Nowadays, osteomas are, if possible, treated conservatively with NSAIDs or salicylate and regress within 2-6months. Some regress spontaneously within 2-6 years. They are surgically treated in case of failure or if medical treatment is contraindicated2,10.

In the mandible, surgery is the main treatment reported in the literature. Probably due to its rare occurrence and the relatively easy surgical access in the body of the mandible.

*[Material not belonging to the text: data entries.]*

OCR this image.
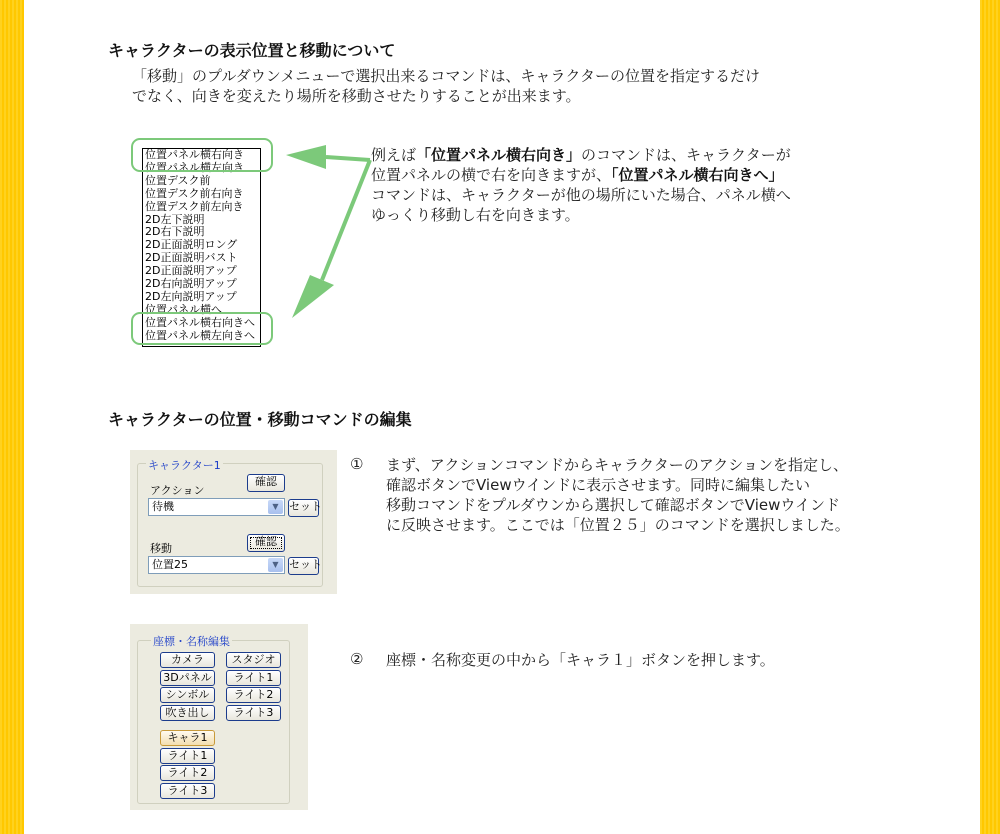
キャラクターの表示位置と移動について
「移動」のプルダウンメニューで選択出来るコマンドは、キャラクターの位置を指定するだけ
でなく、向きを変えたり場所を移動させたりすることが出来ます。
位置パネル横右向き
位置パネル横左向き
位置デスク前
位置デスク前右向き
位置デスク前左向き
2D左下説明
2D右下説明
2D正面説明ロング
2D正面説明バスト
2D正面説明アップ
2D右向説明アップ
2D左向説明アップ
位置パネル横へ
位置パネル横右向きへ
位置パネル横左向きへ
例えば「位置パネル横右向き」のコマンドは、キャラクターが
位置パネルの横で右を向きますが、「位置パネル横右向きへ」
コマンドは、キャラクターが他の場所にいた場合、パネル横へ
ゆっくり移動し右を向きます。
キャラクターの位置・移動コマンドの編集
キャラクター1
アクション
確認
待機	▼ セット
移動
確認
位置25	▼ セット
① まず、アクションコマンドからキャラクターのアクションを指定し、
確認ボタンでViewウインドに表示させます。同時に編集したい
移動コマンドをプルダウンから選択して確認ボタンでViewウインド
に反映させます。ここでは「位置２５」のコマンドを選択しました。
座標・名称編集
カメラ	スタジオ
3Dパネル	ライト1
シンボル	ライト2
吹き出し	ライト3
キャラ1
ライト1
ライト2
ライト3
② 座標・名称変更の中から「キャラ１」ボタンを押します。
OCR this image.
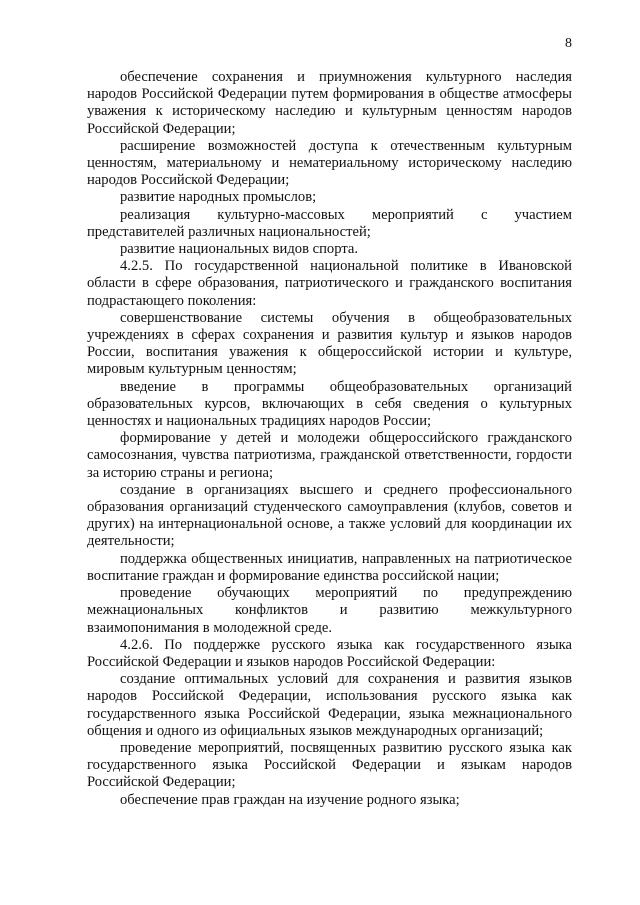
8

обеспечение сохранения и приумножения культурного наследия народов Российской Федерации путем формирования в обществе атмосферы уважения к историческому наследию и культурным ценностям народов Российской Федерации;

расширение возможностей доступа к отечественным культурным ценностям, материальному и нематериальному историческому наследию народов Российской Федерации;

развитие народных промыслов;

реализация культурно-массовых мероприятий с участием представителей различных национальностей;

развитие национальных видов спорта.

4.2.5. По государственной национальной политике в Ивановской области в сфере образования, патриотического и гражданского воспитания подрастающего поколения:

совершенствование системы обучения в общеобразовательных учреждениях в сферах сохранения и развития культур и языков народов России, воспитания уважения к общероссийской истории и культуре, мировым культурным ценностям;

введение в программы общеобразовательных организаций образовательных курсов, включающих в себя сведения о культурных ценностях и национальных традициях народов России;

формирование у детей и молодежи общероссийского гражданского самосознания, чувства патриотизма, гражданской ответственности, гордости за историю страны и региона;

создание в организациях высшего и среднего профессионального образования организаций студенческого самоуправления (клубов, советов и других) на интернациональной основе, а также условий для координации их деятельности;

поддержка общественных инициатив, направленных на патриотическое воспитание граждан и формирование единства российской нации;

проведение обучающих мероприятий по предупреждению межнациональных конфликтов и развитию межкультурного взаимопонимания в молодежной среде.

4.2.6. По поддержке русского языка как государственного языка Российской Федерации и языков народов Российской Федерации:

создание оптимальных условий для сохранения и развития языков народов Российской Федерации, использования русского языка как государственного языка Российской Федерации, языка межнационального общения и одного из официальных языков международных организаций;

проведение мероприятий, посвященных развитию русского языка как государственного языка Российской Федерации и языкам народов Российской Федерации;

обеспечение прав граждан на изучение родного языка;
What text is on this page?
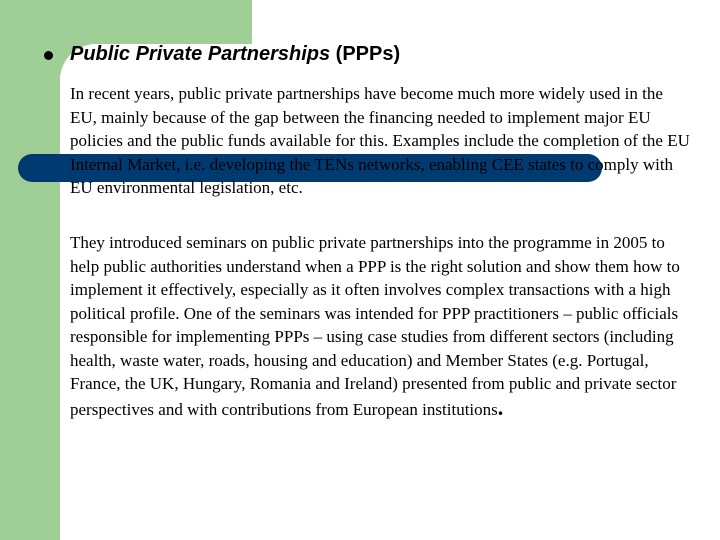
Public Private Partnerships (PPPs)
In recent years, public private partnerships have become much more widely used in the EU, mainly because of the gap between the financing needed to implement major EU policies and the public funds available for this. Examples include the completion of the EU Internal Market, i.e. developing the TENs networks, enabling CEE states to comply with EU environmental legislation, etc.
They introduced seminars on public private partnerships into the programme in 2005 to help public authorities understand when a PPP is the right solution and show them how to implement it effectively, especially as it often involves complex transactions with a high political profile. One of the seminars was intended for PPP practitioners – public officials responsible for implementing PPPs – using case studies from different sectors (including health, waste water, roads, housing and education) and Member States (e.g. Portugal, France, the UK, Hungary, Romania and Ireland) presented from public and private sector perspectives and with contributions from European institutions.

In the last ten years, only 9 cases of osteoid osteomas in the mandible have been reported on PubMed (Table 1). In six cases, the patients presented with pain3,4,6,8,11,12. In five of nine cases, a CBCT or CT scan was used for diagnosis and judged as a suitable modality 4,9,10,11,12,13. All cases presented an osteoma on the body of the mandible, except one case in the condyle13. All were treated by surgical resection and no recurrences were observed. Only one case needed secondary surgery, due to occlusal disturbances after surgery of the condyle13.  Osteoblastoma is a typical differential diagnosis in the mandible due to its similar clinical and histopathological features15.

Table 1


Osteoid osteomas are benign lesions that rarely occur in the mandible. They are most often symptomatic and easily treated by surgical resection when easily accessed surgically. Recurrences rarely seem to occur. More reports of the lesions in the craniofacial area are of value for further understanding.


The author received no financial support for the research, authorship, and/or publication of this article.

The author declares that there are no conflicts of interest.